O governador Eduardo Leite anunciou que o Executivo vai recorrer da decisão liminar que suspendeu, mais cedo, a votação na Assembleia Legislativa (AL) do Projeto de Lei Complementar (PLC) 503. A proposta visa adequar o sistema previdenciário dos servidores estaduais do Rio Grande do Sul às normas aprovadas pelo Congresso Nacional, promulgadas pela Emenda Constitucional (EC) 103.

Na tarde de terça (17), a sessão plenária da Assembleia Legislativa estava em andamento, quando foi interrompida pelo presidente Luis Augusto Lara (PTB).
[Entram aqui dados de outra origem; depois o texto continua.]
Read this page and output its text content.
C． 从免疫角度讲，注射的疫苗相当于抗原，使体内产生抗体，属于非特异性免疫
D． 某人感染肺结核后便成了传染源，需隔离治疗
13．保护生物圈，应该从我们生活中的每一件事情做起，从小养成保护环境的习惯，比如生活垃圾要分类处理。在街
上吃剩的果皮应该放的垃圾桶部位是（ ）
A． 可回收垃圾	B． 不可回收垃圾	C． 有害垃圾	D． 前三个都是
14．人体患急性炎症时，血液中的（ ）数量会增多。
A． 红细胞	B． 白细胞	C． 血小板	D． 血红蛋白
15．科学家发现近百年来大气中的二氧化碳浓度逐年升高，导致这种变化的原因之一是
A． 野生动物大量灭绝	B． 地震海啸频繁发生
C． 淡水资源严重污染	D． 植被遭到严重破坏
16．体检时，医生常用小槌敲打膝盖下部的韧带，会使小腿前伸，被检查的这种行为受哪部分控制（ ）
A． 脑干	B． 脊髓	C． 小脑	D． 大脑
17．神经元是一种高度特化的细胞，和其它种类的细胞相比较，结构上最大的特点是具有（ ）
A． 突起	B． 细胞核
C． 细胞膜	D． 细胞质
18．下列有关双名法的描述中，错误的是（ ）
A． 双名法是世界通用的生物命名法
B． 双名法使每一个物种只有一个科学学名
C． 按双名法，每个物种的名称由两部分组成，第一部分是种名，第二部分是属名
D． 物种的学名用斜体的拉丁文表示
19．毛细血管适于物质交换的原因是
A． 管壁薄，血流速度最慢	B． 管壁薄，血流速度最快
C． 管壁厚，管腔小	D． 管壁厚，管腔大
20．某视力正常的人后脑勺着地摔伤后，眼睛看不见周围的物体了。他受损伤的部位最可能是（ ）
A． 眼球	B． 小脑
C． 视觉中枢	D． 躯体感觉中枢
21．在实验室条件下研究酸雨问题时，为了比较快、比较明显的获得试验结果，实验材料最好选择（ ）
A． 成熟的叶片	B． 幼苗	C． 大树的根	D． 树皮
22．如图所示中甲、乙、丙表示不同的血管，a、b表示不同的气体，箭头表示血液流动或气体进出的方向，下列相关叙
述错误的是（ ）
Ele leu a decisão liminar do desembargador Rui Portanova, que suspendeu a votação do projeto que implementa alíquotas progressivas na Previdência dos servidores públicos (de 14% a 18%, de acordo com a faixa salarial). A votação foi suspensa.
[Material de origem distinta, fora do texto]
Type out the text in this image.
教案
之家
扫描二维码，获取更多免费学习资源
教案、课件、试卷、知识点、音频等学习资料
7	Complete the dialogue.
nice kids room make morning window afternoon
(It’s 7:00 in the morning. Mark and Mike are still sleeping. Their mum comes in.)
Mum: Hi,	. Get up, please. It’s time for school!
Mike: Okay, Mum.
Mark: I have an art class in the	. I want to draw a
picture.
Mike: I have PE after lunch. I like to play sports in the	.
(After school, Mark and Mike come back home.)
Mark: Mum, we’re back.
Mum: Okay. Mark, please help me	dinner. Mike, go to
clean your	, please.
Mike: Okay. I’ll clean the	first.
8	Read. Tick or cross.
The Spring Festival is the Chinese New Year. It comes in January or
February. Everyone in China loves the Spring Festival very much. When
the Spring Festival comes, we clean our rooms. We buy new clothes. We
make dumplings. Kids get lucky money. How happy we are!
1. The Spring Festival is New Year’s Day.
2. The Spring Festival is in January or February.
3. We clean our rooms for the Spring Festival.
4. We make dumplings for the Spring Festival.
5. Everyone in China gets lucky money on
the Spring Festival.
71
São oito os projetos que integram o pacote do governo do Estado, propondo alterações dos planos de carreira e da Previdência do funcionalismo, além de uma Proposta de Emenda à Constituição (PEC), seis Projetos de Lei Complementar (PLCs) e um Projeto de Lei (PL) – o PLC das alíquotas da Previdência era o único com acordo para ser votado ainda em 2019.

No PLC que foi suspenso estão previstos descontos previdenciário de 14% para servidores que ganham até o teto do INSS (R$ 5.645); 16% para os que ganham um valor entre o teto do INSS e R$ 20 mil; e 18% para os que ganham acima de R$ 20 mil. Aposentados e pensionistas também teriam que contribuir.
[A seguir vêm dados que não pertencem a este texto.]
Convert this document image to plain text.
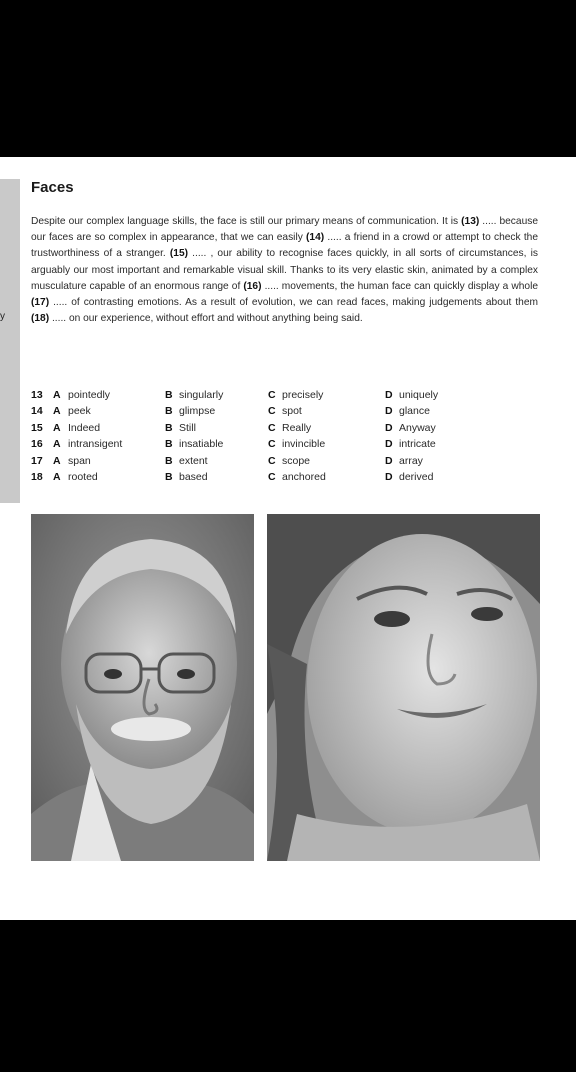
y
Faces
Despite our complex language skills, the face is still our primary means of communication. It is (13) ..... because our faces are so complex in appearance, that we can easily (14) ..... a friend in a crowd or attempt to check the trustworthiness of a stranger. (15) ..... , our ability to recognise faces quickly, in all sorts of circumstances, is arguably our most important and remarkable visual skill. Thanks to its very elastic skin, animated by a complex musculature capable of an enormous range of (16) ..... movements, the human face can quickly display a whole (17) ..... of contrasting emotions. As a result of evolution, we can read faces, making judgements about them (18) ..... on our experience, without effort and without anything being said.
13 A pointedly	B singularly	C precisely	D uniquely
14 A peek	B glimpse	C spot	D glance
15 A Indeed	B Still	C Really	D Anyway
16 A intransigent	B insatiable	C invincible	D intricate
17 A span	B extent	C scope	D array
18 A rooted	B based	C anchored	D derived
O governador Eduardo Leite comprometeu-se com deputados da base aliada a apresentar uma emenda ao texto, modificando as alíquotas. Pelo acordo, quem recebe até um salário-mínimo, teria que contribuir com 7,5%; entre um salário-mínimo e R$ 2 mil, com 9%; de R$ 2.000,01 até R$ 3 mil, 12%; de R$ 3.000,01 até o teto do INSS, 14%; do teto a R$ 10 mil, 14,5%; de R$ 10.000,01 a 20 mil, 16,5%; R$ 20 mil a R$ 39 mil, 19%; e acima de R$ 39.000,01, 22%.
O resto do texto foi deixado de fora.